UNC Charlotte biology alumna and Cabarrus County teacher Jessie L. Enlow stood at the front of the UNC Charlotte Biological Sciences laboratory, holding up slips of paper that were marked to represent DNA sequences. As part of the NC Science Festival series of events at UNC Charlotte, Enlow was a member of a team presenting ways for public school teachers to incorporate biotechnology concepts and tools in their classrooms.

In collaboration with UNC Charlotte biological sciences faculty members Sharon Bullock, Michelle Pass and Tonya Bates, Enlow was an instructor in the free biotechnology workshop, particularly geared for high school biology teachers. The Cox Mill High School teacher was back on familiar turf, since as a North Carolina Teaching Fellow she had earned bachelor’s degrees in biology and a master’s degree in science education at UNC Charlotte. She also was a finalist for Teacher of the Year in Cabarrus County in 2015-16. 

The UNC Charlotte Biological Sciences faculty organized the workshop and invited Enlow to join them, extending a partnership they have developed with Enlow and other teachers at Cox Mill High School. Faculty in the science departments in the College of Liberal Arts & Sciences at UNC Charlotte have developed strong partnerships with secondary education institutions throughout the region. View more photos on the College’s flickr.

Children doing science experiments with bubbles Meanwhile, on this same spring day, faculty and students in the Department of Chemistry and the Nanoscale Science Ph.D. Program were exploring chemistry concepts with children aged 7 to 14 and their parents. With the “Colors of Chemistry” workshop, participants learned about dyes, pigments, and other colorful chemicals by making their own chromatic concoctions. Young people let loose their scientific creativity with bright tie-dye and lather printing experiments. They also learned about atoms and polymers, how scientists study these materials, and how people use these materials daily.

Nanoscale Science Ph.D. student Margaret Kocherga, who is part of the Schmedake Research Group, showed students how various elements react, inviting the young scholars to participate in some experiments.
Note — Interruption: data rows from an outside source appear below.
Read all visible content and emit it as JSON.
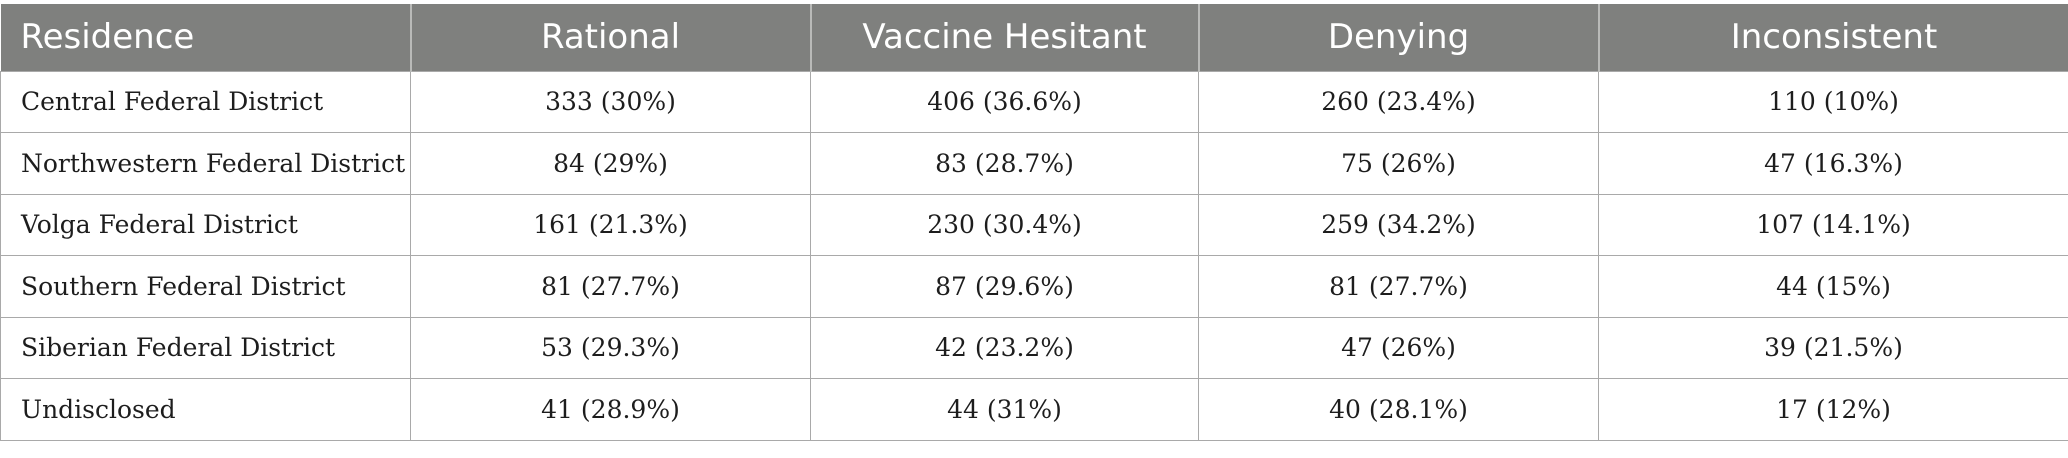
{
  "table": {
    "headers": [
      "Residence",
      "Rational",
      "Vaccine Hesitant",
      "Denying",
      "Inconsistent"
    ],
    "rows": [
      [
        "Central Federal District",
        "333 (30%)",
        "406 (36.6%)",
        "260 (23.4%)",
        "110 (10%)"
      ],
      [
        "Northwestern Federal District",
        "84 (29%)",
        "83 (28.7%)",
        "75 (26%)",
        "47 (16.3%)"
      ],
      [
        "Volga Federal District",
        "161 (21.3%)",
        "230 (30.4%)",
        "259 (34.2%)",
        "107 (14.1%)"
      ],
      [
        "Southern Federal District",
        "81 (27.7%)",
        "87 (29.6%)",
        "81 (27.7%)",
        "44 (15%)"
      ],
      [
        "Siberian Federal District",
        "53 (29.3%)",
        "42 (23.2%)",
        "47 (26%)",
        "39 (21.5%)"
      ],
      [
        "Undisclosed",
        "41 (28.9%)",
        "44 (31%)",
        "40 (28.1%)",
        "17 (12%)"
      ]
    ]
  },
  "colors": {
    "header_background": "#7f807e",
    "header_text": "#ffffff",
    "grid_line": "#a9a9a9"
  }
}
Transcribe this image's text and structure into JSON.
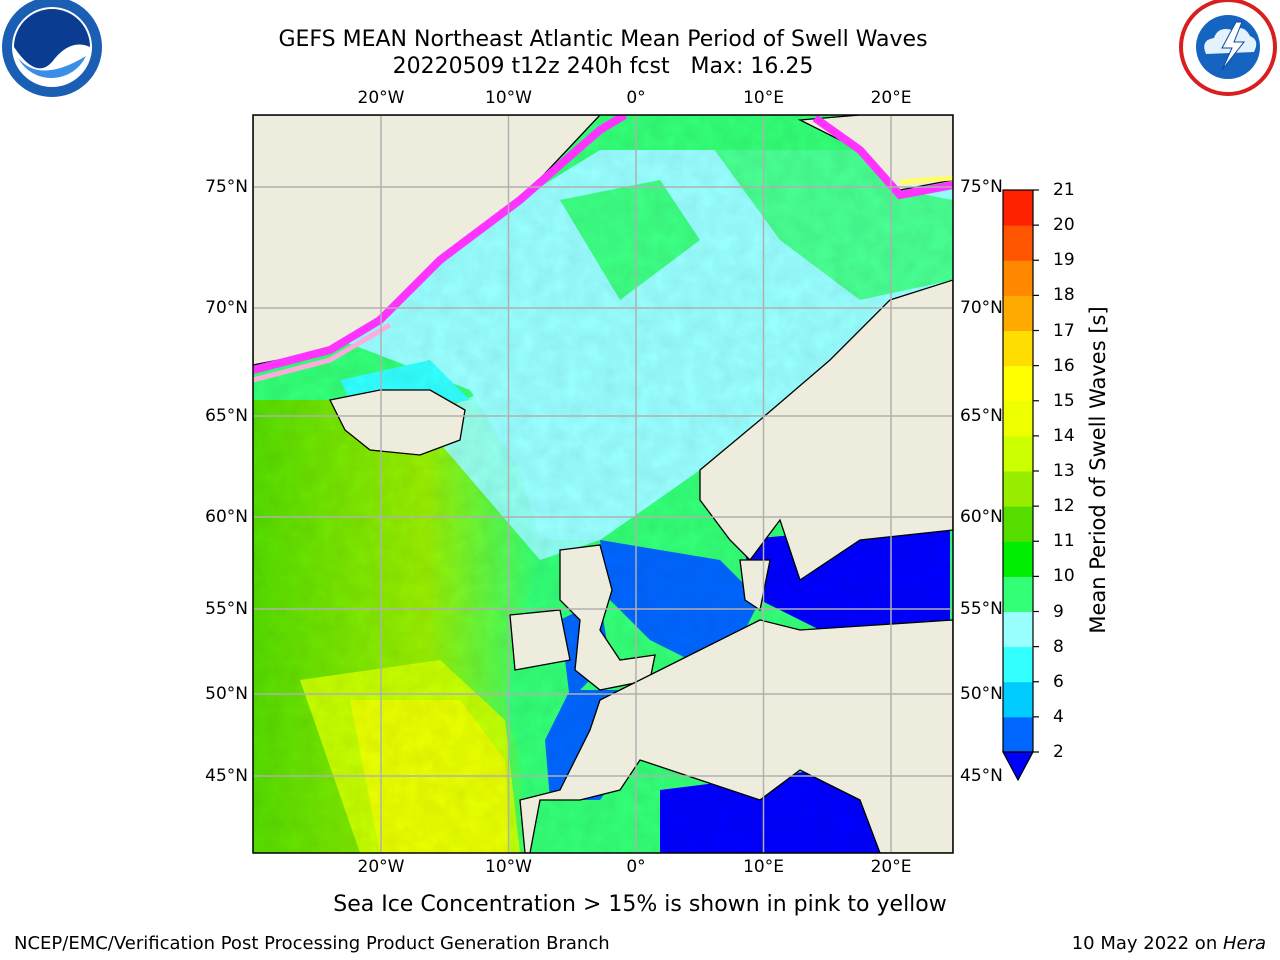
{
  "header": {
    "title_line1": "GEFS MEAN Northeast Atlantic Mean Period of Swell Waves",
    "title_line2": "20220509 t12z 240h fcst   Max: 16.25"
  },
  "logos": {
    "left": {
      "name": "NOAA",
      "ring_text": "NATIONAL OCEANIC AND ATMOSPHERIC ADMINISTRATION · U.S. DEPARTMENT OF COMMERCE"
    },
    "right": {
      "name": "NATIONAL WEATHER SERVICE"
    }
  },
  "map": {
    "projection": "lat-lon",
    "lon_ticks": [
      {
        "lon": -20,
        "label": "20°W"
      },
      {
        "lon": -10,
        "label": "10°W"
      },
      {
        "lon": 0,
        "label": "0°"
      },
      {
        "lon": 10,
        "label": "10°E"
      },
      {
        "lon": 20,
        "label": "20°E"
      }
    ],
    "lat_ticks": [
      {
        "lat": 75,
        "label": "75°N"
      },
      {
        "lat": 70,
        "label": "70°N"
      },
      {
        "lat": 65,
        "label": "65°N"
      },
      {
        "lat": 60,
        "label": "60°N"
      },
      {
        "lat": 55,
        "label": "55°N"
      },
      {
        "lat": 50,
        "label": "50°N"
      },
      {
        "lat": 45,
        "label": "45°N"
      }
    ],
    "grid": true,
    "land_color": "#eeeddd",
    "ice_colors": [
      "#ff33ff",
      "#ffaadd",
      "#ffff66"
    ]
  },
  "colorbar": {
    "label": "Mean Period of Swell Waves [s]",
    "ticks": [
      "2",
      "4",
      "6",
      "8",
      "9",
      "10",
      "11",
      "12",
      "13",
      "14",
      "15",
      "16",
      "17",
      "18",
      "19",
      "20",
      "21"
    ],
    "colors": [
      "#0066ff",
      "#00ccff",
      "#33ffff",
      "#99ffff",
      "#33ff77",
      "#00ee00",
      "#55dd00",
      "#99ee00",
      "#ccff00",
      "#eeff00",
      "#ffff00",
      "#ffdd00",
      "#ffaa00",
      "#ff8800",
      "#ff5500",
      "#ff2200"
    ],
    "extend_min_color": "#0000ff"
  },
  "note": "Sea Ice Concentration > 15% is shown in pink to yellow",
  "footer": {
    "left": "NCEP/EMC/Verification Post Processing Product Generation Branch",
    "date": "10 May 2022 on ",
    "system": "Hera"
  }
}
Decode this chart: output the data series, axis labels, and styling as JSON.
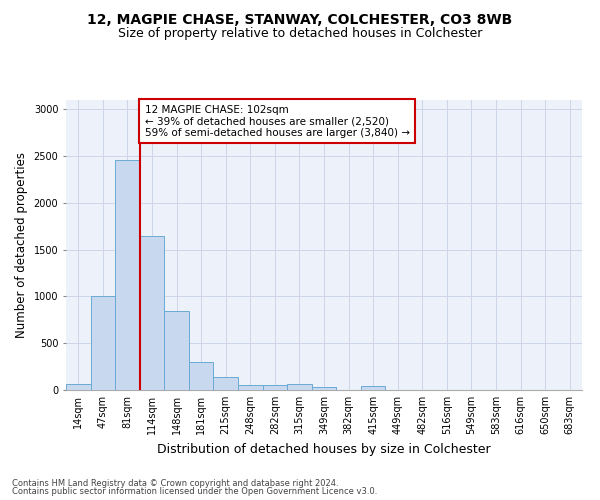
{
  "title": "12, MAGPIE CHASE, STANWAY, COLCHESTER, CO3 8WB",
  "subtitle": "Size of property relative to detached houses in Colchester",
  "xlabel": "Distribution of detached houses by size in Colchester",
  "ylabel": "Number of detached properties",
  "footer_line1": "Contains HM Land Registry data © Crown copyright and database right 2024.",
  "footer_line2": "Contains public sector information licensed under the Open Government Licence v3.0.",
  "annotation_line1": "12 MAGPIE CHASE: 102sqm",
  "annotation_line2": "← 39% of detached houses are smaller (2,520)",
  "annotation_line3": "59% of semi-detached houses are larger (3,840) →",
  "bin_labels": [
    "14sqm",
    "47sqm",
    "81sqm",
    "114sqm",
    "148sqm",
    "181sqm",
    "215sqm",
    "248sqm",
    "282sqm",
    "315sqm",
    "349sqm",
    "382sqm",
    "415sqm",
    "449sqm",
    "482sqm",
    "516sqm",
    "549sqm",
    "583sqm",
    "616sqm",
    "650sqm",
    "683sqm"
  ],
  "bar_values": [
    60,
    1000,
    2460,
    1650,
    840,
    300,
    140,
    55,
    55,
    60,
    35,
    0,
    40,
    0,
    0,
    0,
    0,
    0,
    0,
    0,
    0
  ],
  "bar_color": "#c8d9ef",
  "bar_edge_color": "#6aaad4",
  "vline_color": "#cc0000",
  "vline_x": 2.5,
  "ylim": [
    0,
    3100
  ],
  "yticks": [
    0,
    500,
    1000,
    1500,
    2000,
    2500,
    3000
  ],
  "annotation_box_color": "#cc0000",
  "grid_color": "#ccd6e8",
  "background_color": "#edf2fa",
  "title_fontsize": 10,
  "subtitle_fontsize": 9,
  "ylabel_fontsize": 8.5,
  "xlabel_fontsize": 9,
  "tick_fontsize": 7,
  "footer_fontsize": 6
}
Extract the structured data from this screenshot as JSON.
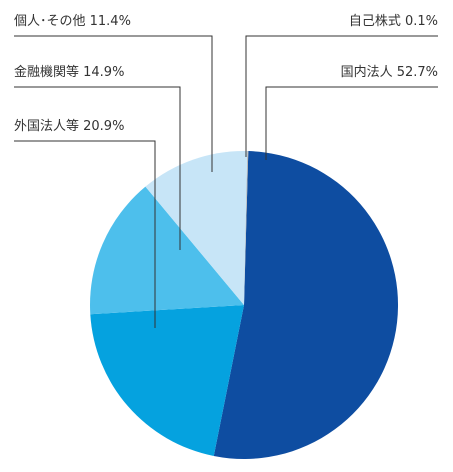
{
  "chart_data": {
    "type": "pie",
    "title": "",
    "legend": "none",
    "slices": [
      {
        "label": "国内法人",
        "value": 52.7,
        "display": "国内法人 52.7%",
        "color": "#0e4da1"
      },
      {
        "label": "外国法人等",
        "value": 20.9,
        "display": "外国法人等 20.9%",
        "color": "#05a2df"
      },
      {
        "label": "金融機関等",
        "value": 14.9,
        "display": "金融機関等 14.9%",
        "color": "#4dbfec"
      },
      {
        "label": "個人・その他",
        "value": 11.4,
        "display": "個人･その他 11.4%",
        "color": "#c7e5f7"
      },
      {
        "label": "自己株式",
        "value": 0.1,
        "display": "自己株式 0.1%",
        "color": "#b3b3b3"
      }
    ]
  }
}
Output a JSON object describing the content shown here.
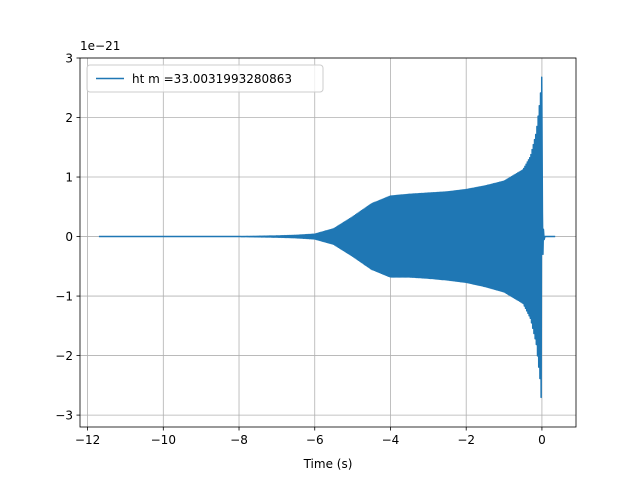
{
  "chart_data": {
    "type": "line",
    "title": "",
    "xlabel": "Time (s)",
    "ylabel": "",
    "y_offset_label": "1e−21",
    "xlim": [
      -12.2,
      0.9
    ],
    "ylim": [
      -3.2,
      3.0
    ],
    "x_ticks": [
      -12,
      -10,
      -8,
      -6,
      -4,
      -2,
      0
    ],
    "x_tick_labels": [
      "−12",
      "−10",
      "−8",
      "−6",
      "−4",
      "−2",
      "0"
    ],
    "y_ticks": [
      -3,
      -2,
      -1,
      0,
      1,
      2,
      3
    ],
    "y_tick_labels": [
      "−3",
      "−2",
      "−1",
      "0",
      "1",
      "2",
      "3"
    ],
    "grid": true,
    "legend_position": "top-left",
    "series": [
      {
        "name": "ht m =33.0031993280863",
        "color": "#1f77b4",
        "t_start": -11.7,
        "t_end": 0.35,
        "merger_time": 0.0,
        "envelope": {
          "t": [
            -11.7,
            -8.0,
            -7.0,
            -6.5,
            -6.0,
            -5.5,
            -5.0,
            -4.5,
            -4.0,
            -3.5,
            -3.0,
            -2.5,
            -2.0,
            -1.5,
            -1.0,
            -0.5,
            -0.3,
            -0.15,
            -0.05,
            0.0
          ],
          "upper": [
            0.0,
            0.0,
            0.01,
            0.02,
            0.04,
            0.13,
            0.33,
            0.55,
            0.68,
            0.71,
            0.73,
            0.75,
            0.79,
            0.85,
            0.93,
            1.12,
            1.35,
            1.75,
            2.3,
            2.72
          ],
          "lower": [
            0.0,
            0.0,
            -0.01,
            -0.02,
            -0.04,
            -0.13,
            -0.33,
            -0.55,
            -0.68,
            -0.68,
            -0.7,
            -0.73,
            -0.77,
            -0.84,
            -0.93,
            -1.12,
            -1.38,
            -1.8,
            -2.4,
            -2.92
          ]
        }
      }
    ]
  }
}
View more photos on the College’s flickr.

CLAS involvement in the North Carolina Science Festival activities also has included the 6th annual UNC Charlotte Statewide Star Party on April 20 at the UNC Charlotte Observatory, as part of North Carolina’s annual statewide star party. Even more science activities presented by CLAS faculty, students and staff — along with many others from across the university — are planned for Sunday, April 29, as UNC Charlotte closes out the North Carolina Science Festival with its UNC Charlotte Science and Technology Expo.